Никогда! Никогда он так не говорил с ней и не обращался. Сказать, что она была потрясена – ничего не сказать! Когда он наклонялся к ней, подавая ложку с супом, она с удивлением замечала спокойную теплоту его глаз. Она пыталась найти хоть какое-нибудь объяснение его поведению, но в голове вертелись лишь воспоминания о его жестокости.

Василий взял у нее пустую кружку, и она вдруг тихо поблагодарила его.

– Я никогда не интересовался именами тех, на кого имел заказ, – произнес он, с задумчивым видом подбросив в печь несколько поленьев. – Для них у меня было только одно название: «Заказ». Три дня назад, обнаружив на окне то, что ты нацарапала, петлю на крючке и тебя без сознания, я узнал, что зовут тебя Люба, а это имя мне очень дорого. Я не отходил от тебя три дня, и чем больше ты говорила в бреду, проклиная меня, тем больше мне нравилась. Ты не привередлива, терпелива и покорна, и мне нравится эта твоя арабская покорность. В тебе есть нечто такое, чего я не видел у других.

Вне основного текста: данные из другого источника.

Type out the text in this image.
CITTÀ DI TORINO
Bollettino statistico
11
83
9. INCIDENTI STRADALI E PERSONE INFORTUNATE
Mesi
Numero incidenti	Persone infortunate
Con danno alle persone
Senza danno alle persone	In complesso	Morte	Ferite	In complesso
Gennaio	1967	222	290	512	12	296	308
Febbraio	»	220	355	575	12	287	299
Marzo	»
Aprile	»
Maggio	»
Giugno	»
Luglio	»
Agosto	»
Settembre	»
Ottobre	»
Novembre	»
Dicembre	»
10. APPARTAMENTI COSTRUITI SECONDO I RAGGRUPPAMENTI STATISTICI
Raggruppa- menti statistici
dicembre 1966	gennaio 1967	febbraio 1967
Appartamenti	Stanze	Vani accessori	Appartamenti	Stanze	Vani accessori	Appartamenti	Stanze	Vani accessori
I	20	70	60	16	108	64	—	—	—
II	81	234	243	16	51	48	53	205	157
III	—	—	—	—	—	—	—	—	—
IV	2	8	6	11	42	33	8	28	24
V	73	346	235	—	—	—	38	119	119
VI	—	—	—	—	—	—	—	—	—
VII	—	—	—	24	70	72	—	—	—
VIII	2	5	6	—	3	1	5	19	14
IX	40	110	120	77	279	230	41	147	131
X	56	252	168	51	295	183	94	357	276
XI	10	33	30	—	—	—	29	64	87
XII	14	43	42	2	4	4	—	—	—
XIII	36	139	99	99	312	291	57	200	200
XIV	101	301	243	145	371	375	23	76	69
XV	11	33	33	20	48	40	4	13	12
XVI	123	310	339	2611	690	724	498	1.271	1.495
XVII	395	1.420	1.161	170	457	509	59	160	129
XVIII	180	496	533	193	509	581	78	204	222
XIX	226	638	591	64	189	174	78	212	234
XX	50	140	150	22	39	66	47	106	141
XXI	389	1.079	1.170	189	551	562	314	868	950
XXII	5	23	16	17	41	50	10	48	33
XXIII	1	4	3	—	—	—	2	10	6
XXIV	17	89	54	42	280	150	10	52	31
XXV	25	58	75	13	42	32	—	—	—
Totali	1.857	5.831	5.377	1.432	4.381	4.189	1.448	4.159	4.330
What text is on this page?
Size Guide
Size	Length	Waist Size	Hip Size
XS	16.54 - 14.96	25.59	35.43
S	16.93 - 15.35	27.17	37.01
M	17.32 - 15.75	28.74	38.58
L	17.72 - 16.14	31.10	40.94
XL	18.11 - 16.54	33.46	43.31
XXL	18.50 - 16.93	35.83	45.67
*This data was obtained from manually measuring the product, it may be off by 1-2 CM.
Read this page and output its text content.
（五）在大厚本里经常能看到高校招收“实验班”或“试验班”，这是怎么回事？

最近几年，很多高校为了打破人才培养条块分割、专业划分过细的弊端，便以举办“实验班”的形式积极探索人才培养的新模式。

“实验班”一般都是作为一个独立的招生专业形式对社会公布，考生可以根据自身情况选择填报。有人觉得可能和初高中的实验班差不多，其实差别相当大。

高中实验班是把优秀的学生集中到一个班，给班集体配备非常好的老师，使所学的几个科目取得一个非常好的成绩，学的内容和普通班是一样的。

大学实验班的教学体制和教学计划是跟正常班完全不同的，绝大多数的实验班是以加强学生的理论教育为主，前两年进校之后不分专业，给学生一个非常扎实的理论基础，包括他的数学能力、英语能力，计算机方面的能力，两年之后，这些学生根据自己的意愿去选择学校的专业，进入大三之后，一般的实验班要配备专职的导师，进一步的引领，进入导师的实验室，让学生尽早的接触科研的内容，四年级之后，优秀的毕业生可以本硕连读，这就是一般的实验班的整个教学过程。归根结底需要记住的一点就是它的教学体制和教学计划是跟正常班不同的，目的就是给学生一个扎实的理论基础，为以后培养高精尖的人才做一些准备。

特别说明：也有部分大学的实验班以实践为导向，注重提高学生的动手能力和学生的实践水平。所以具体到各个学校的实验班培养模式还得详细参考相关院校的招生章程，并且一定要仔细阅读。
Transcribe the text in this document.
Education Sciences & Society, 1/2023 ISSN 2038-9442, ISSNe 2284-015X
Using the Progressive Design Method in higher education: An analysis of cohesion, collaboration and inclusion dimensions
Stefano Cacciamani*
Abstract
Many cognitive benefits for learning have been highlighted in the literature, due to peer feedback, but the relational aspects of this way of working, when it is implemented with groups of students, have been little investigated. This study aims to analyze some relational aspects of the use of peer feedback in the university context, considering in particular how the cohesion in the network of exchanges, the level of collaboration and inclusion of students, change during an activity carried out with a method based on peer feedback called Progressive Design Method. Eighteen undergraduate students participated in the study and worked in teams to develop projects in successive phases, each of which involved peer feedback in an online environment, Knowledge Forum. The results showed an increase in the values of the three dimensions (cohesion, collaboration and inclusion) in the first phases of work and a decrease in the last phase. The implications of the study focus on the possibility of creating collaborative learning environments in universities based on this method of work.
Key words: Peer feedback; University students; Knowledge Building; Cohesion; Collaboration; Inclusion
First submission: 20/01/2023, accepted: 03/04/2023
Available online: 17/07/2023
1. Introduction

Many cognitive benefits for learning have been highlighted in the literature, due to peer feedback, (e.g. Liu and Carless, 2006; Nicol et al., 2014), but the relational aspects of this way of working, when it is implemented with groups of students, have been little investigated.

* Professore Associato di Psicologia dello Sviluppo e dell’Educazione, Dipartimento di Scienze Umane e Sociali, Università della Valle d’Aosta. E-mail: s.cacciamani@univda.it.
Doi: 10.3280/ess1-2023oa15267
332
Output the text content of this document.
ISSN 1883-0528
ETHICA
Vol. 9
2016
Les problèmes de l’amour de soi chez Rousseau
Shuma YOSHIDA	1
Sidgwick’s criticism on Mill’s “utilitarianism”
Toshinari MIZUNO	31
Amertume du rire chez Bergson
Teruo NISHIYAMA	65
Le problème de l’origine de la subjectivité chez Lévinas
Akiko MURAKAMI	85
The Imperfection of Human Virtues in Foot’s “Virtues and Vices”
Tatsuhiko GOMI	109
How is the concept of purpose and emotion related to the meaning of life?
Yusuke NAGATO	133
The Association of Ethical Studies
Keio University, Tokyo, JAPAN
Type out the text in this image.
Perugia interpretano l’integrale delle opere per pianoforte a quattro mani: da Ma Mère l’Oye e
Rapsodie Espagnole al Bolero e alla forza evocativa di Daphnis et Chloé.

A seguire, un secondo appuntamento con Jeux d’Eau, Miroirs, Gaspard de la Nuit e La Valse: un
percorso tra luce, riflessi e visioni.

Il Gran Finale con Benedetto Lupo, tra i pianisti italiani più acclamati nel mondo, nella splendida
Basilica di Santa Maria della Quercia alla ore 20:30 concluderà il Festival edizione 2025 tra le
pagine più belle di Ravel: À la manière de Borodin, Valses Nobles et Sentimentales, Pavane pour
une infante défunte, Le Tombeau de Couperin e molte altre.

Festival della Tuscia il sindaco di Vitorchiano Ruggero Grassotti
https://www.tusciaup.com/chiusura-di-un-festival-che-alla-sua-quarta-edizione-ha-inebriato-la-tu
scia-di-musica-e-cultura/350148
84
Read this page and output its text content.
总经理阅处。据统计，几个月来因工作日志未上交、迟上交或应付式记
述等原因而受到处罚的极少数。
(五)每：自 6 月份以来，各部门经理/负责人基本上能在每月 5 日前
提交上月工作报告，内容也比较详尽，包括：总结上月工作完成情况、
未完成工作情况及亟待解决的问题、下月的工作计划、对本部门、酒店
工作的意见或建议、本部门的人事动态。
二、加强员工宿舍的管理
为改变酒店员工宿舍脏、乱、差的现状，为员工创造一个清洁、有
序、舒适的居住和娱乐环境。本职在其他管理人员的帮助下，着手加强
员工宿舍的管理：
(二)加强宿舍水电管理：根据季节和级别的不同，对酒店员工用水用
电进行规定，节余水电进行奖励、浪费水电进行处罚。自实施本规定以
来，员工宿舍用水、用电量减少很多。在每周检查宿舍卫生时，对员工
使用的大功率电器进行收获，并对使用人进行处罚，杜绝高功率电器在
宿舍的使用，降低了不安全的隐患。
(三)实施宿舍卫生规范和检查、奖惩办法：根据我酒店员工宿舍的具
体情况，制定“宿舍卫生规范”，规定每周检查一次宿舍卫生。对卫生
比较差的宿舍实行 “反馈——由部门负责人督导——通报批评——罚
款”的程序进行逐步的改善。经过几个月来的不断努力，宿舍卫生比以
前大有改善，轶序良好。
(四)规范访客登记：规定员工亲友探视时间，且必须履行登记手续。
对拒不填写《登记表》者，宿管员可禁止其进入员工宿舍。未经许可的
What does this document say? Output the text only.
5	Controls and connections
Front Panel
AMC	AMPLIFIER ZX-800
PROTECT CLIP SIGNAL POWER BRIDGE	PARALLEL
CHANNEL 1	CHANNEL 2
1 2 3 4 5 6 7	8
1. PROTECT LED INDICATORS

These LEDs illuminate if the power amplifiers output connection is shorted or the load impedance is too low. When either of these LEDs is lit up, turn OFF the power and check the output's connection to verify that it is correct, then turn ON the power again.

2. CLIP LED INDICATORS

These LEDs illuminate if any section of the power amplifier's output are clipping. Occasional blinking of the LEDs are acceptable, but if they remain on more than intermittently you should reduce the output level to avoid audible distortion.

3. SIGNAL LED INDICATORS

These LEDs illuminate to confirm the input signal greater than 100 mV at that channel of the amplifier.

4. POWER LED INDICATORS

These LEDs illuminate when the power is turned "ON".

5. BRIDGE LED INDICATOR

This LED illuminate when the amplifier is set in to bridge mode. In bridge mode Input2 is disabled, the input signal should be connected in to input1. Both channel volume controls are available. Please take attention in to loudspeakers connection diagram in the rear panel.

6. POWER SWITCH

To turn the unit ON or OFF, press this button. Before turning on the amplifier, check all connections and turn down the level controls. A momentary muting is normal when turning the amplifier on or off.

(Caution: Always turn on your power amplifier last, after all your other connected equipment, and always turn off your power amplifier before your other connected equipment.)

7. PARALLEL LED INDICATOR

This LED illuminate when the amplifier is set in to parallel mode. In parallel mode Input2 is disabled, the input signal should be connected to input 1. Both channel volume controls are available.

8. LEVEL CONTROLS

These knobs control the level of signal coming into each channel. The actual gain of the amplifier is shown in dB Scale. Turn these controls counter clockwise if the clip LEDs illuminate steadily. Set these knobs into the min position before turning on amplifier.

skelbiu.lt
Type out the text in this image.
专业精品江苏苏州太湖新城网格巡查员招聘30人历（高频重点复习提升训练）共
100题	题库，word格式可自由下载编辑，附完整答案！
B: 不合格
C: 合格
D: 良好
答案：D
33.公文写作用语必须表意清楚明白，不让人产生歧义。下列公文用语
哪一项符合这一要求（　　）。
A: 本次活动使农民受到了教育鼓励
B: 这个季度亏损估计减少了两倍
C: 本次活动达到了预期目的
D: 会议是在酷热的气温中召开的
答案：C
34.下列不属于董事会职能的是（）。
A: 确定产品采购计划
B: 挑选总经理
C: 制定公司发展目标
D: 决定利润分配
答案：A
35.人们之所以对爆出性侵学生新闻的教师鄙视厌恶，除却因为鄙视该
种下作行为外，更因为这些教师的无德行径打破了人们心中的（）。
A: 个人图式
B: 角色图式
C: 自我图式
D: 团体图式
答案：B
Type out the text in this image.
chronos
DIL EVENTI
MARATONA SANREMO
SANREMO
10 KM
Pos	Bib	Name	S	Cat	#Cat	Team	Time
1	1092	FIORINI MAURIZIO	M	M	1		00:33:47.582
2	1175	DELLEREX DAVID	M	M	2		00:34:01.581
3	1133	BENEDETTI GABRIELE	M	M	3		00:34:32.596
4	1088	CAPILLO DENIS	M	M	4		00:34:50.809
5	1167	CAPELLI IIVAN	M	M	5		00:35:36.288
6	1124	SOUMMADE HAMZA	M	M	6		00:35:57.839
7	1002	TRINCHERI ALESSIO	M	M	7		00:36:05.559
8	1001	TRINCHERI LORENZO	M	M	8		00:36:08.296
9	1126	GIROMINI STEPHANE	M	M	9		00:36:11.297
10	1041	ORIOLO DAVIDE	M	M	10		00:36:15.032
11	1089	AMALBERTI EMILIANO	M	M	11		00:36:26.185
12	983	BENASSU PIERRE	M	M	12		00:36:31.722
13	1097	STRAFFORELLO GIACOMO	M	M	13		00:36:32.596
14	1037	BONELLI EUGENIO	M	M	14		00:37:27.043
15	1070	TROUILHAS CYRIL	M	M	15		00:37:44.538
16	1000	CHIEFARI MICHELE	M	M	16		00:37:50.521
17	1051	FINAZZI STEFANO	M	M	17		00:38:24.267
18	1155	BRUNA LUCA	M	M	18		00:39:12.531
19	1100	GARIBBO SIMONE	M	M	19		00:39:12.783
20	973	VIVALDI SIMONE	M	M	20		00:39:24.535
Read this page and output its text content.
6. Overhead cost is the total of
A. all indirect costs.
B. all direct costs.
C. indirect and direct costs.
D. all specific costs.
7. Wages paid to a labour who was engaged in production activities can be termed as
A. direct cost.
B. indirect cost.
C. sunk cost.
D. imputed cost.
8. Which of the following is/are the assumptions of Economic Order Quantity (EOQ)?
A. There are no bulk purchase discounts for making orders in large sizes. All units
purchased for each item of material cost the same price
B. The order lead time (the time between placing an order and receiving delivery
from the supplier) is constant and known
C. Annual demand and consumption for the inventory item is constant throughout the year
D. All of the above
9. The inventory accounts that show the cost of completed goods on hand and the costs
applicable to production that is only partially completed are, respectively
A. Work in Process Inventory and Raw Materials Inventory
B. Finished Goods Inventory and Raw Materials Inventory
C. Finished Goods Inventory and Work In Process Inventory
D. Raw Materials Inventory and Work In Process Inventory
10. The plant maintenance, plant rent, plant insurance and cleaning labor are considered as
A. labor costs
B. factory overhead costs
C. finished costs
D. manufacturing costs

Он помолчал, а Люба подумала, что отнюдь не покорная, а просто, брошенная в самое пекло, хочет выжить, и поэтому подчиняется ему, выполняя все его прихоти и терпеливо перенося издевательства. Она хотела бы сказать ему это, но промолчала, лишь взглянула на него грустными глазами.

– В жизни всем управляет жадность и зависть, – продолжил он, внимательно посмотрев на нее. – Вот твой мужик за что тебя отправил сюда? Кстати, так издеваться и еще на кол никто не заказывал. Он хорошо заплатил, чтобы тебя убивали постепенно и мучительно, а за кол специальная оплата. Расценки за каждое изуверство согласовываются. Теперь скажи, кто больший мерзавец и убийца?

Люба молчала, но, по крайней мере, слушала. На ее первый взгляд, это явление для нее было совершенно непонятным. Так он еще не разговаривал с ней. Она постаралась вжиться в его мысли, но ничего не понимала из его слов, и решила, что, похоже, голова его не совсем в порядке.